A self-built quad-3090 box that lives in the homelab as a general-purpose ML/inference node. Unless a run explicitly labels itself as multi-GPU, every RTX 3090 result on this page uses exactly one card via LXC GPU passthrough on Proxmox (/dev/nvidia0 for the vLLM container, /dev/nvidia1 for the llama.cpp container). Tensor-parallel and multi-card numbers will land separately and be tagged.
- GPUs: 4× EVGA RTX 3090 FTW3 Ultra (24G-P5-3987-KR), each capped at 200 W of 450 W stock for thermals and PSU headroom
- CPU: AMD EPYC 7302P (16C/32T, Zen 2, SP3)

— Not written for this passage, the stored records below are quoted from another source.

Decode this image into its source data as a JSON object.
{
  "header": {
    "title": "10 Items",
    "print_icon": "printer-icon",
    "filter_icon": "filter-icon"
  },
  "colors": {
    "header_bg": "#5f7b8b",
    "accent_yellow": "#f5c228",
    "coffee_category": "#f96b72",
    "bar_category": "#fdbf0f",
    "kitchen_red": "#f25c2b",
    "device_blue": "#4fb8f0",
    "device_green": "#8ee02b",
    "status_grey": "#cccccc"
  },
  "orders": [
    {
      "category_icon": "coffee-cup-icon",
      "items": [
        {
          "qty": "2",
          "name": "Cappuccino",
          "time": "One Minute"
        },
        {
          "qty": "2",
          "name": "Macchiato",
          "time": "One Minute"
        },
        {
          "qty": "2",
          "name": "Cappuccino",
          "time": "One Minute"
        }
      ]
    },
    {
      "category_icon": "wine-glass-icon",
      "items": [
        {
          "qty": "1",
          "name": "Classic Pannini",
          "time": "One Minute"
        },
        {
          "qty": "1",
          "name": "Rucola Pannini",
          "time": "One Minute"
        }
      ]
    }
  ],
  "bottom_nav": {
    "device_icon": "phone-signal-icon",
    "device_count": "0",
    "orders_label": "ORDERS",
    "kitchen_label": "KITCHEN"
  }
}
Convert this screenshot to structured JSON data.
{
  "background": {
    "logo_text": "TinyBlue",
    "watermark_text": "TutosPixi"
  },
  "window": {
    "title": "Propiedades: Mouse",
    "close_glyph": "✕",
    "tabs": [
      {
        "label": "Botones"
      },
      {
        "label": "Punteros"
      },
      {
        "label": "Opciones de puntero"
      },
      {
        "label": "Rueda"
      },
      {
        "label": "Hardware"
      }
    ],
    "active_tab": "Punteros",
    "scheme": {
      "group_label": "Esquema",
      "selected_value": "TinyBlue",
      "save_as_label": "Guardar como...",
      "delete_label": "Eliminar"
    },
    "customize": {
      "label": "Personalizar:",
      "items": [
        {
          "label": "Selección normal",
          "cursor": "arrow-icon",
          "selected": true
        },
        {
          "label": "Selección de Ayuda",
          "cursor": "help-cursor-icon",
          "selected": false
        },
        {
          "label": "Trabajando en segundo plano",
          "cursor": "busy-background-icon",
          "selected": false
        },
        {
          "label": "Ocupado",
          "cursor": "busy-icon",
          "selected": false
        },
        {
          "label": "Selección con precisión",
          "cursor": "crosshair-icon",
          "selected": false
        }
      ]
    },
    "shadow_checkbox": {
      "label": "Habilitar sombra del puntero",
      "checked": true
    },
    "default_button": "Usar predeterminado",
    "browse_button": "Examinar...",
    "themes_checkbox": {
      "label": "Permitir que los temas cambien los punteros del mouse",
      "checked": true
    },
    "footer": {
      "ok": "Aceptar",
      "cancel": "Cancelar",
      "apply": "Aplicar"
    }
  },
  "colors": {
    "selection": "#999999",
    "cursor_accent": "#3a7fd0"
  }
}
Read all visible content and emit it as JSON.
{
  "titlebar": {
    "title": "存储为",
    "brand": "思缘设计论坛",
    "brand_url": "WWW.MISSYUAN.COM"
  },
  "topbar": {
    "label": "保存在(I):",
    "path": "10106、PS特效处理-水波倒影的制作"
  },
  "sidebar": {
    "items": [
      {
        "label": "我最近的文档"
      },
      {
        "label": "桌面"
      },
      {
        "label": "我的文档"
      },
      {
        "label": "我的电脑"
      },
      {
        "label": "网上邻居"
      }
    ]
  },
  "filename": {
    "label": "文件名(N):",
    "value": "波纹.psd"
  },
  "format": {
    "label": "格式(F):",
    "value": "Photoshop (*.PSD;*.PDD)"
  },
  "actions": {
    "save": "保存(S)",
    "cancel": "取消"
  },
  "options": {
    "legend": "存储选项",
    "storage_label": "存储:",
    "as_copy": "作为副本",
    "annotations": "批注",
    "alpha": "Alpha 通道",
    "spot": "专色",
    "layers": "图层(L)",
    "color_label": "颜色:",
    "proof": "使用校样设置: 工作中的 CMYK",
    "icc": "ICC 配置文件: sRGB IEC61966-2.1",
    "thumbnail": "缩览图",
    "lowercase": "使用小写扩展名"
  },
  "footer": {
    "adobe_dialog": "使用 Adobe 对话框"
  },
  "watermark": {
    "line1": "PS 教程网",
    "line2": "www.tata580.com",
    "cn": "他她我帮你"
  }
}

- Motherboard: ASRock Rack ROMED6U-2L2T
- Memory: 96 GiB DDR4-2933 (6× 16 GiB ECC RDIMM)
- Storage: 2 TB Samsung 980 Pro NVMe
- Chassis: MLACOM Quad Station Pro Lite v3
- Risers: 1× LINKUP AVA5 PCIe 5.0 straight 25 cm, 2× Okinos PCIe 4.0 150 mm, 1× Okinos PCIe 4.0 200 mm
- PSUs: 2× Corsair RM1200x Shift (renewed), bridged with a dual-PSU ATX adapter
Framework Desktop with the AMD Ryzen AI Max+ 395 (Strix Halo) APU. 128 GiB of unified LPDDR5X system memory; the GPU side sees 96 GiB through the unified-memory pool. Integrated Radeon 8060S handles the inference workload via ROCm. No discrete GPU, no separate VRAM pool — the 27B-class models in this benchmark set all run on a single APU.
Coming soon
Queued for the next benchmark pass. Tracking notes live in docs/benchmark-campaign.md in the repo.

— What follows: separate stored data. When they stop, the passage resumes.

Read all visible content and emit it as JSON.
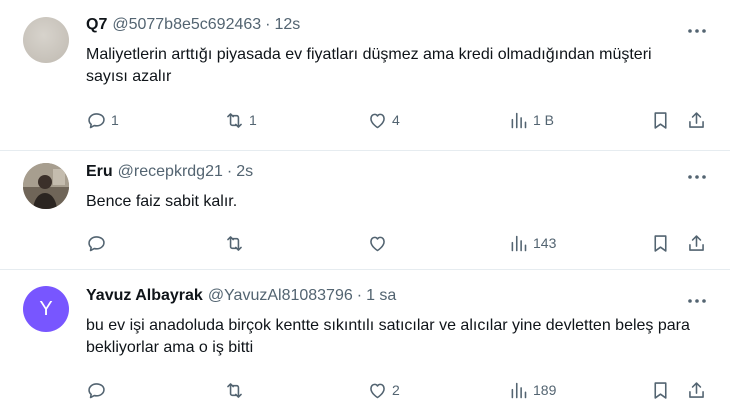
{
  "tweets": [
    {
      "name": "Q7",
      "handle": "@5077b8e5c692463",
      "separator": "·",
      "time": "12s",
      "text": "Maliyetlerin arttığı piyasada ev fiyatları düşmez ama kredi olmadığından müşteri sayısı azalır",
      "reply_count": "1",
      "retweet_count": "1",
      "like_count": "4",
      "view_count": "1 B"
    },
    {
      "name": "Eru",
      "handle": "@recepkrdg21",
      "separator": "·",
      "time": "2s",
      "text": "Bence faiz sabit kalır.",
      "reply_count": "",
      "retweet_count": "",
      "like_count": "",
      "view_count": "143"
    },
    {
      "name": "Yavuz Albayrak",
      "avatar_letter": "Y",
      "handle": "@YavuzAl81083796",
      "separator": "·",
      "time": "1 sa",
      "text": "bu ev işi anadoluda birçok kentte sıkıntılı satıcılar ve alıcılar yine devletten beleş para bekliyorlar ama o iş bitti",
      "reply_count": "",
      "retweet_count": "",
      "like_count": "2",
      "view_count": "189"
    }
  ],
  "icons": {
    "reply": "reply-icon",
    "retweet": "retweet-icon",
    "like": "heart-icon",
    "views": "views-icon",
    "bookmark": "bookmark-icon",
    "share": "share-icon",
    "more": "more-icon"
  },
  "colors": {
    "text": "#0f1419",
    "secondary": "#536471",
    "divider": "#e6ecf0",
    "avatar_purple": "#7856ff"
  }
}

- Strix vLLM FP8 + MTP-1 + draft-spec on Qwen3.6-27B. Blocked on lemonade's hardcoded backend-readiness timeout cutting off the first-load FP8 kernel autotune. Bypass via the bundled vLLM binary to warm the cache, then hand back to lemonade.

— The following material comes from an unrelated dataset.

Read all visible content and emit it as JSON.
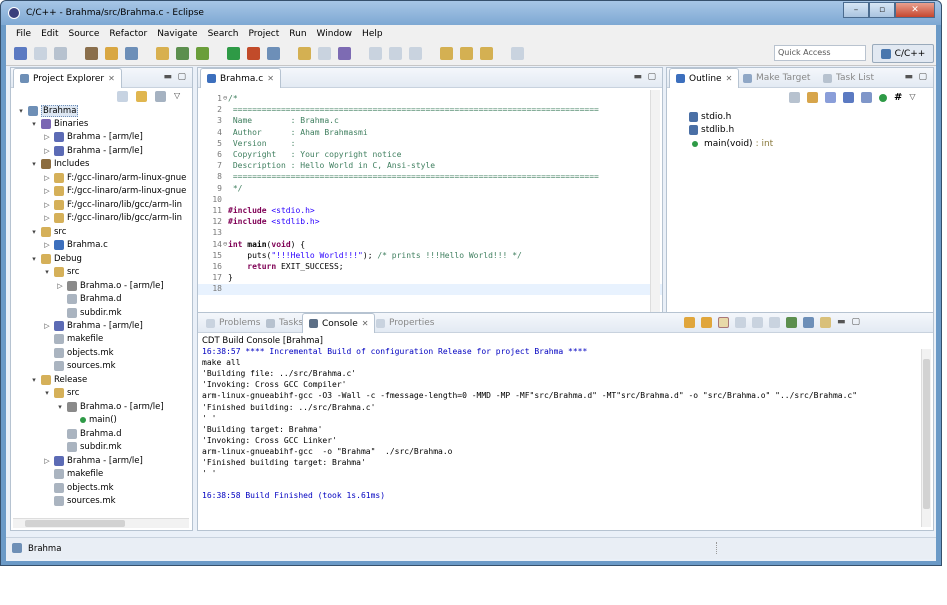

- Strix quant sweep mirroring the 3090 Q2_K..Q6_K data on ROCm. Lemonade's async pull semantics broke the first attempt; switching to a raw
llama-serverinvocation against the bundled ROCm binary. - Strix quant-creator comparison for one model from unsloth, bartowski, ggml-org where they all ship the same nominal quant.
- Strix-only heavyweights: Mistral-Medium-3.5 128B, Mistral-Small-4 119B, Qwen3-Coder-Next 80B. Each is a 50-75 GB Q4_K_M download.
- RTX 5070 CUDA pass. Currently Vulkan-only because CUDA toolkit install hit a packaging blocker on CachyOS; that's resolved now, so a llama.cpp CUDA build can land for a CUDA-vs-Vulkan comparison on the same NVIDIA silicon.
- Driver and power-cap sweeps on the RTX 3090 once the rest of the matrix settles.